When the Spanish Civil War began shortly after, in July 1936, Companys sided with the Spanish Republic against the Nacionales rebels and was instrumental in organising a collaboration between the Central Committee of Anti-Fascist Militias, which was sponsored by his Catalan government as a step to recover the control of the situation and organise the war effort, and the Workers' Party of Marxist Unification (POUM), a revolutionary anti-Stalinist communist party, and Confederación Nacional del Trabajo (CNT), an anarchist syndicalist trade union.

In November 1936 the Generalitat government were to become target of a violent coup, planned by the radical Catalanist organisation Estat Català. The conspirators intended to make Companys step down as president, and to replace him with the prime minister, Joan Casanovas; in case of resistance, Companys was to be shot. The plot was exposed and some of its leaders jailed. During the war, Companys attempted to maintain the unity of his political coalition, but after the Soviet Union's consul, Vladimir Antonov-Ovseenko, threatened that his country would cut off aid to Catalonia, he sacked Andrés Nin, a leader of POUM, from his post as Minister of Justice in December 1936.

Exile and execution

Exiled to France in 1939 after the Civil War, Companys had passed up various chances to leave France because his son Lluís was seriously ill in a clinic in Paris. He was brutally beaten and arrested by the Milice in La Baule-les-Pins near Nantes on 13 August 1940 and detained in La Santé Prison. He was then brutally beaten and extradited by Nazi German authorities to the Spanish government in Madrid in early September 1940 and imprisoned in the cellars of the headquarters of the Dirección General de Seguridad (State Security) at the Real Casa de Correos in Puerta del Sol. He was held there for five weeks, kept in solitary confinement, interrogated, starved tortured and brutally beaten, while senior figures of the Francoist State visited his cell, insulted him and threw coins or crusts of bread at him. In a military trial that lasted less than one hour and lacked legal guarantees, he was accused of military rebellion and sentenced to death. During the trial Companys was defended by Ramón de Colubi, a young soldier who had fought the war on the side of the rebels.
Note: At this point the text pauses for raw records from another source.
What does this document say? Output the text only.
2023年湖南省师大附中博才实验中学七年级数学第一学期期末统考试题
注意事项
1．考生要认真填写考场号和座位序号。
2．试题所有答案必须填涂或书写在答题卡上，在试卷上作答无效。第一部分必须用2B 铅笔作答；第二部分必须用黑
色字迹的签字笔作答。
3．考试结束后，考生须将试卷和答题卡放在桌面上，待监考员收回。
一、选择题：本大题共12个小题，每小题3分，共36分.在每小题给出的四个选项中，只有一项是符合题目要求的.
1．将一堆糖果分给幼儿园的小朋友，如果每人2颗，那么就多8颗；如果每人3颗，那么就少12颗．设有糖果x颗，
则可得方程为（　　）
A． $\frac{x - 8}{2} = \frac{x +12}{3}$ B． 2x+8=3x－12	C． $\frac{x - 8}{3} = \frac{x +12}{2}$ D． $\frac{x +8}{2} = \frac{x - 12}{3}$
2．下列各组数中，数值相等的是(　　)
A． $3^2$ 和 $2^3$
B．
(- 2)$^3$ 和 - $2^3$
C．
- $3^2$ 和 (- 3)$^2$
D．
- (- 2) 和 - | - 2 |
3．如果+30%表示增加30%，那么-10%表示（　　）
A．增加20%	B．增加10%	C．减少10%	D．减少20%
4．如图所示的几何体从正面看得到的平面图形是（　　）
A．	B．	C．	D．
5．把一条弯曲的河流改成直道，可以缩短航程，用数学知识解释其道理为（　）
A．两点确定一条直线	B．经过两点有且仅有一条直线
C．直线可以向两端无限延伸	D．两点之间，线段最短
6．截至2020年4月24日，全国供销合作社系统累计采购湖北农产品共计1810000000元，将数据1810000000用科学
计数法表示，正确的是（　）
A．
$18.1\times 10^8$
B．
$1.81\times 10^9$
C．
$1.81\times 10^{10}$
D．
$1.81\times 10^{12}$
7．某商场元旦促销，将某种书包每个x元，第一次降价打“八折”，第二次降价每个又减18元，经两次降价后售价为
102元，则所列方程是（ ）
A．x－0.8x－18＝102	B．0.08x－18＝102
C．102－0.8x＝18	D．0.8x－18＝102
Surprisingly, Colubí defended Companys with courage  to the point of receiving severe beatings, threats and risking his own life. Colubí asked Franco to pardon Companys but was ignored and then beaten again, this time by Franco. As a consequence of his role as defence attorney, Colubí was forced to go into exile. Víctor Gay Zaragoza, a Catalan writer, found that Companys and Colubí were relatives. All these efforts were useless, and Companys was executed at Montjuïc Castle in Barcelona at 6:30 a.m. on 15 October 1940. Refusing to wear a blindfold, he was taken before a firing squad of Civil Guards barefoot and, as they fired, he shouted 'Per Catalunya!' (For Catalonia!). He is buried at the Montjuïc Cemetery, near the castle. The cause of death was given as 'traumatic internal haemorrhage'.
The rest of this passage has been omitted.